2. An autocorrelation processing means for performing autocorrelation processing for estimating a polar model parameter of an input speech signal, and an all-pole inverse filter configured based on the polar model parameter. First filter means for obtaining a residual signal from the input audio signal, and arithmetic means for estimating the parameters of the zero model by performing autocorrelation processing on the result of inverse Fourier transform of the reciprocal of the power spectrum of the residual signal In the audio signal analysis method, the arithmetic unit includes a unit that extracts a pitch period of the input audio signal, and calculates a characteristic of a signal including a power spectrum of a residual signal based on a signal related to the pitch period. An audio signal analysis method, comprising means for smoothing a region.

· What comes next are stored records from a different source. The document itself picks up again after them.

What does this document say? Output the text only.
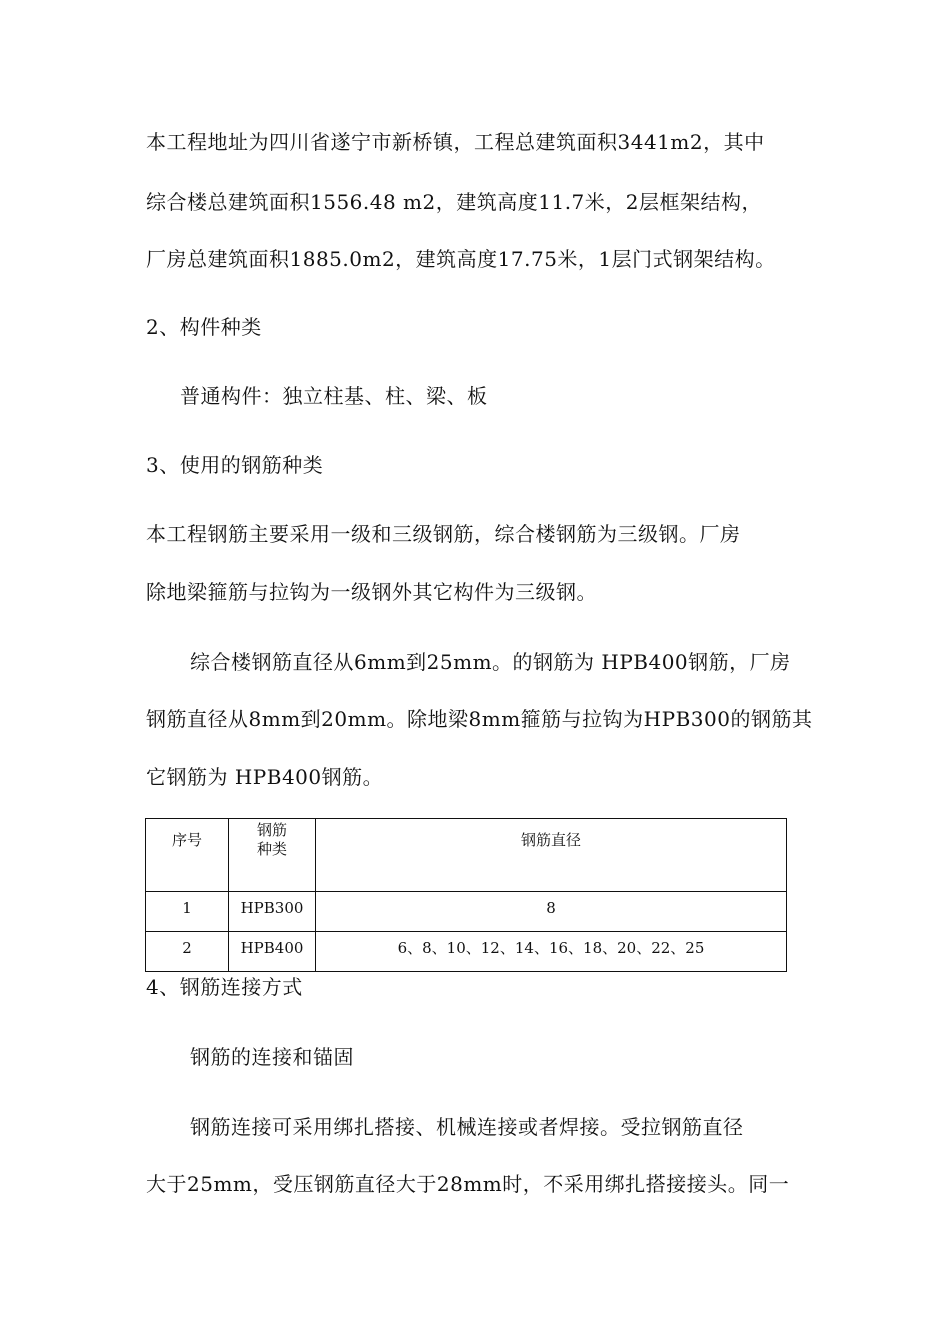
本工程地址为四川省遂宁市新桥镇，工程总建筑面积3441m2，其中
综合楼总建筑面积1556.48 m2，建筑高度11.7米，2层框架结构，
厂房总建筑面积1885.0m2，建筑高度17.75米，1层门式钢架结构。
2、构件种类
普通构件：独立柱基、柱、梁、板
3、使用的钢筋种类
本工程钢筋主要采用一级和三级钢筋，综合楼钢筋为三级钢。厂房
除地梁箍筋与拉钩为一级钢外其它构件为三级钢。
综合楼钢筋直径从6mm到25mm。的钢筋为 HPB400钢筋，厂房
钢筋直径从8mm到20mm。除地梁8mm箍筋与拉钩为HPB300的钢筋其
它钢筋为 HPB400钢筋。
序号	钢筋种类	钢筋直径
1	HPB300	8
2	HPB400	6、8、10、12、14、16、18、20、22、25
4、钢筋连接方式
钢筋的连接和锚固
钢筋连接可采用绑扎搭接、机械连接或者焊接。受拉钢筋直径
大于25mm，受压钢筋直径大于28mm时，不采用绑扎搭接接头。同一
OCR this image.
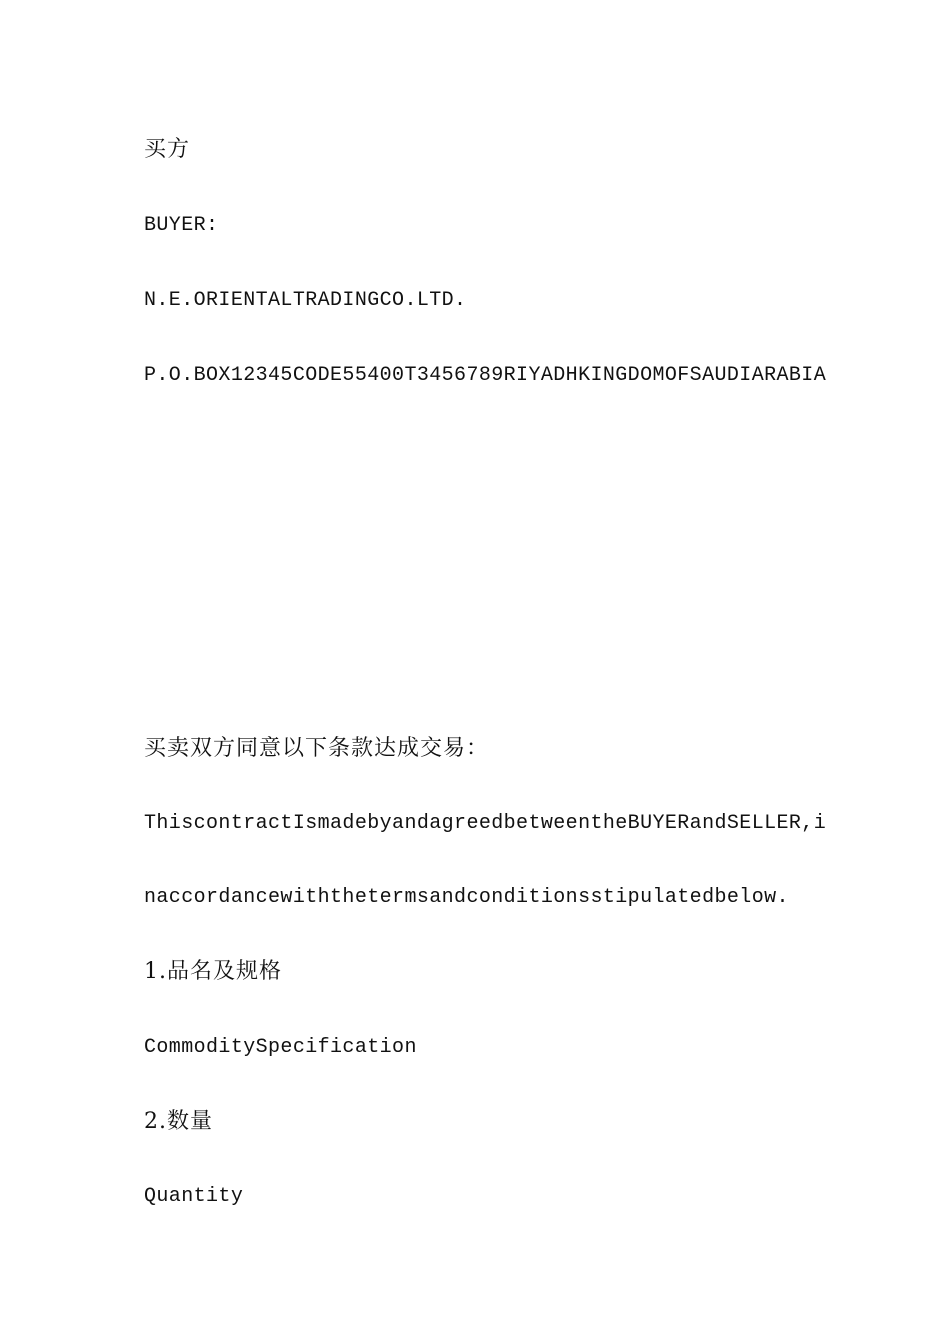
买方
BUYER:
N.E.ORIENTALTRADINGCO.LTD.
P.O.BOX12345CODE55400T3456789RIYADHKINGDOMOFSAUDIARABIA
买卖双方同意以下条款达成交易：
ThiscontractIsmadebyandagreedbetweentheBUYERandSELLER,i
naccordancewiththetermsandconditionsstipulatedbelow.
1.品名及规格
CommoditySpecification
2.数量
Quantity
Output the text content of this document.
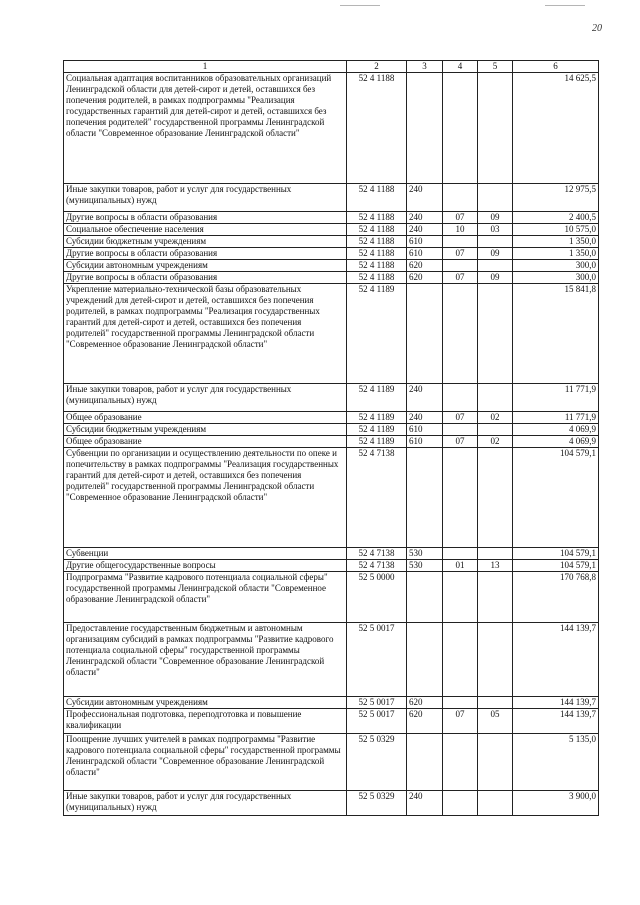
20
1	2	3	4	5	6
Социальная адаптация воспитанников образовательных организаций Ленинградской области для детей-сирот и детей, оставшихся без попечения родителей, в рамках подпрограммы "Реализация государственных гарантий для детей-сирот и детей, оставшихся без попечения родителей" государственной программы Ленинградской области "Современное образование Ленинградской области"	52 4 1188				14 625,5
Иные закупки товаров, работ и услуг для государственных (муниципальных) нужд	52 4 1188	240			12 975,5
Другие вопросы в области образования	52 4 1188	240	07	09	2 400,5
Социальное обеспечение населения	52 4 1188	240	10	03	10 575,0
Субсидии бюджетным учреждениям	52 4 1188	610			1 350,0
Другие вопросы в области образования	52 4 1188	610	07	09	1 350,0
Субсидии автономным учреждениям	52 4 1188	620			300,0
Другие вопросы в области образования	52 4 1188	620	07	09	300,0
Укрепление материально-технической базы образовательных учреждений для детей-сирот и детей, оставшихся без попечения родителей, в рамках подпрограммы "Реализация государственных гарантий для детей-сирот и детей, оставшихся без попечения родителей" государственной программы Ленинградской области "Современное образование Ленинградской области"	52 4 1189				15 841,8
Иные закупки товаров, работ и услуг для государственных (муниципальных) нужд	52 4 1189	240			11 771,9
Общее образование	52 4 1189	240	07	02	11 771,9
Субсидии бюджетным учреждениям	52 4 1189	610			4 069,9
Общее образование	52 4 1189	610	07	02	4 069,9
Субвенции по организации и осуществлению деятельности по опеке и попечительству в рамках подпрограммы "Реализация государственных гарантий для детей-сирот и детей, оставшихся без попечения родителей" государственной программы Ленинградской области "Современное образование Ленинградской области"	52 4 7138				104 579,1
Субвенции	52 4 7138	530			104 579,1
Другие общегосударственные вопросы	52 4 7138	530	01	13	104 579,1
Подпрограмма "Развитие кадрового потенциала социальной сферы" государственной программы Ленинградской области "Современное образование Ленинградской области"	52 5 0000				170 768,8
Предоставление государственным бюджетным и автономным организациям субсидий в рамках подпрограммы "Развитие кадрового потенциала социальной сферы" государственной программы Ленинградской области "Современное образование Ленинградской области"	52 5 0017				144 139,7
Субсидии автономным учреждениям	52 5 0017	620			144 139,7
Профессиональная подготовка, переподготовка и повышение квалификации	52 5 0017	620	07	05	144 139,7
Поощрение лучших учителей в рамках подпрограммы "Развитие кадрового потенциала социальной сферы" государственной программы Ленинградской области "Современное образование Ленинградской области"	52 5 0329				5 135,0
Иные закупки товаров, работ и услуг для государственных (муниципальных) нужд	52 5 0329	240			3 900,0
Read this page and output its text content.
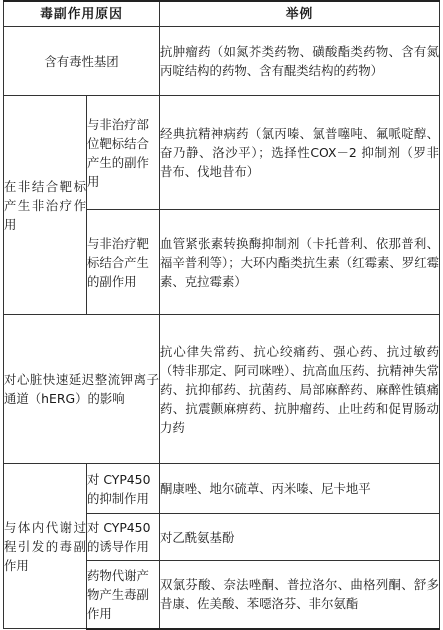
毒副作用原因		举例
含有毒性基团		抗肿瘤药（如氮芥类药物、磺酸酯类药物、含有氮丙啶结构的药物、含有醌类结构的药物）
在非结合靶标产生非治疗作用	与非治疗部位靶标结合产生的副作用	经典抗精神病药（氯丙嗪、氯普噻吨、氟哌啶醇、奋乃静、洛沙平）；选择性COX－2 抑制剂（罗非昔布、伐地昔布）
	与非治疗靶标结合产生的副作用	血管紧张素转换酶抑制剂（卡托普利、依那普利、福辛普利等）；大环内酯类抗生素（红霉素、罗红霉素、克拉霉素）
对心脏快速延迟整流钾离子通道（hERG）的影响		抗心律失常药、抗心绞痛药、强心药、抗过敏药（特非那定、阿司咪唑）、抗高血压药、抗精神失常药、抗抑郁药、抗菌药、局部麻醉药、麻醉性镇痛药、抗震颤麻痹药、抗肿瘤药、止吐药和促胃肠动力药
与体内代谢过程引发的毒副作用	对 CYP450 的抑制作用	酮康唑、地尔硫䓬、丙米嗪、尼卡地平
	对 CYP450 的诱导作用	对乙酰氨基酚
	药物代谢产物产生毒副作用	双氯芬酸、奈法唑酮、普拉洛尔、曲格列酮、舒多昔康、佐美酸、苯噁洛芬、非尔氨酯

3. A second method for obtaining a residual signal from an output signal of the first filter means via an all-zero type inverse filter formed based on the parameters of the zero model estimated by the arithmetic means.
3. The audio signal analysis method according to claim 2, further comprising a filter means for obtaining a spectrum envelope characteristic of the audio signal.